Miniatures Flamandes

L'art de la grisaille

d'après Pierre Cockshaw et Lieve Watteeuw

 

La grisaille est une peinture ton sur ton, en camaïeu utilisant plusieurs niveaux de gris, du blanc au noir. Apparue dans les fresques de Giotto au début du XIVe siècle, cette technique s'applique à la peinture, à la miniature et au vitrail. Dans le vitrail, "grisaille" signifie clarté, austérité et économie, avant d'être un jeu de lumière. En peinture, elle a d'abord été un parti pris d'austérité religieuse avant de devenir trompe-l'œil, jeux de volumes et de lumière. Ce n'est qu'en miniature que la grisaille est immédiatement comprise comme un choix artistique original, une forme nouvelle, une sensibilité différente, une esthétique inédite.
Les premières grisailles dans l'enluminure apparaissent en France dans les années 1325 avec Jean Pucelle.
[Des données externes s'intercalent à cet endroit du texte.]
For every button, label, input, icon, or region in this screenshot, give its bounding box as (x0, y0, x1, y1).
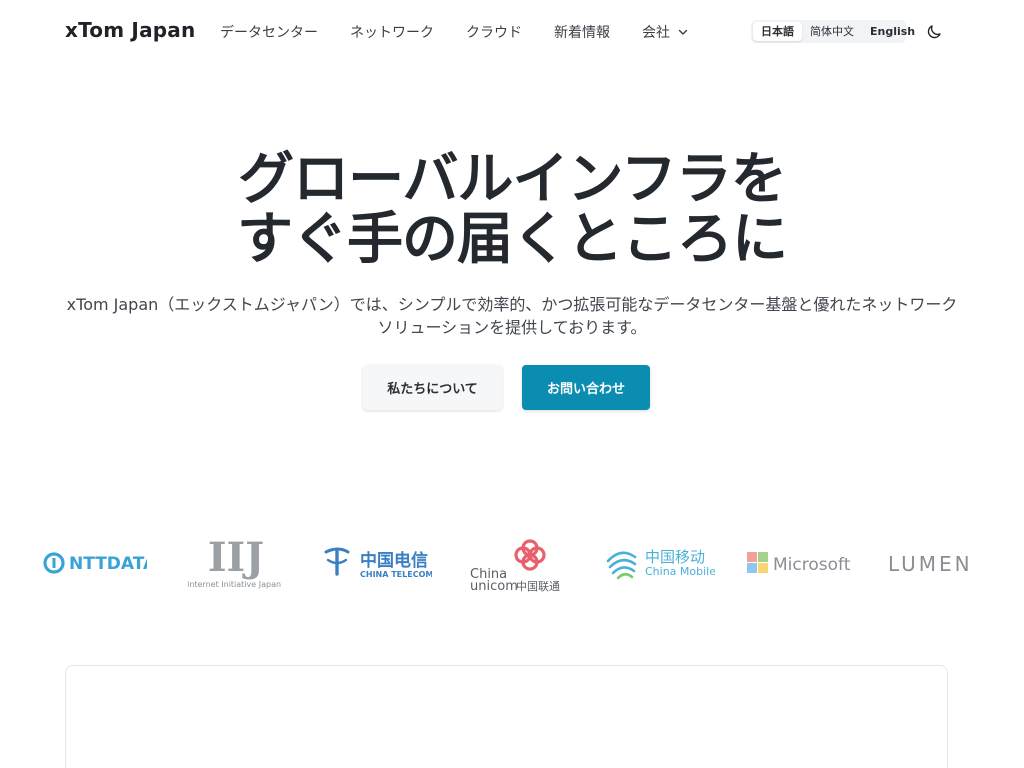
nav-item-cloud[interactable]: クラウド (466, 22, 522, 42)
china-unicom-logo: China unicom 中国联通 (468, 535, 566, 593)
ntt-data-text: NTTDATA (69, 554, 147, 574)
china-mobile-cn-text: 中国移动 (645, 548, 705, 566)
ntt-data-logo-mark: NTTDATA (43, 552, 147, 574)
microsoft-text: Microsoft (773, 555, 851, 575)
contact-button[interactable]: お問い合わせ (522, 365, 650, 410)
moon-icon[interactable] (925, 23, 943, 41)
lumen-logo: LUMEN (886, 552, 994, 576)
chevron-down-icon (678, 29, 688, 35)
main-nav: データセンター ネットワーク クラウド 新着情報 会社 (220, 22, 720, 42)
content-card (65, 665, 948, 768)
lang-chinese[interactable]: 简体中文 (802, 22, 862, 41)
ntt-data-logo: NTTDATA (43, 549, 147, 577)
nav-item-network[interactable]: ネットワーク (350, 22, 434, 42)
iij-logo-mark: IIJ Internet Initiative Japan (188, 535, 281, 589)
china-mobile-logo-mark: 中国移动 China Mobile (606, 548, 715, 580)
iij-caption: Internet Initiative Japan (188, 580, 281, 589)
china-telecom-logo-mark: 中国电信 CHINA TELECOM (324, 547, 432, 579)
china-unicom-logo-mark: China unicom 中国联通 (470, 539, 560, 593)
language-switcher: 日本語 简体中文 English (751, 20, 915, 43)
nav-item-company[interactable]: 会社 (642, 22, 688, 42)
microsoft-logo-mark: Microsoft (747, 552, 851, 575)
hero-title: グローバルインフラを すぐ手の届くところに (0, 150, 1024, 270)
nav-item-news[interactable]: 新着情報 (554, 22, 610, 42)
china-unicom-cn-text: 中国联通 (516, 580, 560, 593)
lang-japanese[interactable]: 日本語 (753, 22, 802, 41)
china-telecom-en-text: CHINA TELECOM (360, 570, 432, 579)
lang-english[interactable]: English (862, 22, 923, 41)
hero-title-line-2: すぐ手の届くところに (237, 207, 788, 272)
hero-title-line-1: グローバルインフラを (238, 147, 787, 212)
brand-logo[interactable]: xTom Japan (65, 18, 195, 42)
china-unicom-en-text-2: unicom (470, 579, 518, 593)
lumen-logo-mark: LUMEN (888, 552, 973, 576)
site-header: xTom Japan データセンター ネットワーク クラウド 新着情報 会社 日… (0, 0, 1024, 64)
china-telecom-logo: 中国电信 CHINA TELECOM (322, 544, 432, 582)
china-mobile-logo: 中国移动 China Mobile (605, 545, 715, 583)
iij-logo: IIJ Internet Initiative Japan (188, 535, 284, 591)
microsoft-logo: Microsoft (746, 551, 854, 577)
lumen-text: LUMEN (888, 552, 973, 576)
about-us-button[interactable]: 私たちについて (363, 365, 502, 410)
china-mobile-en-text: China Mobile (645, 565, 715, 578)
iij-text: IIJ (208, 535, 264, 581)
hero-description: xTom Japan（エックストムジャパン）では、シンプルで効率的、かつ拡張可能… (66, 295, 958, 337)
nav-item-company-label: 会社 (642, 25, 670, 41)
partner-logos: NTTDATA IIJ Internet Initiative Japan 中国… (0, 530, 1024, 600)
nav-item-datacenter[interactable]: データセンター (220, 22, 318, 42)
china-telecom-cn-text: 中国电信 (360, 550, 428, 571)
Le format réduit de la miniature oblige à des innovations plastiques : on parle de "demi-grisailles" quand l'artiste rehausse de couleurs rouges, bleues ou vertes, pour rendre les chairs, les cheveux et les fonds, avec des effets de modelé et de profondeur.



 
Le goût pour la grisaille devient une mode dans les manuscrits parisiens de luxe entre 1350 et 1380, puis elle disparaît pour renaître aux Pays-Bas bourguignons vers 1425, utilisée par Van Eyck et le Maître de Flémalle pour imiter la sculpture au revers des retables : peinture en trompe-l'œil, par un subtil jeu d'ombres et de lumières, qui rend la couleur de la pierre des statues. La grisaille en miniature reparaît dans les manuscrits hollandais, en gouache, plus picturale et moins linéaire que celle des manuscrits parisiens. C'est dans cette tradition que s'inscrivent les somptueux manuscrits en grisaille réalisés pour la cour de Bourgogne à partir de 1460.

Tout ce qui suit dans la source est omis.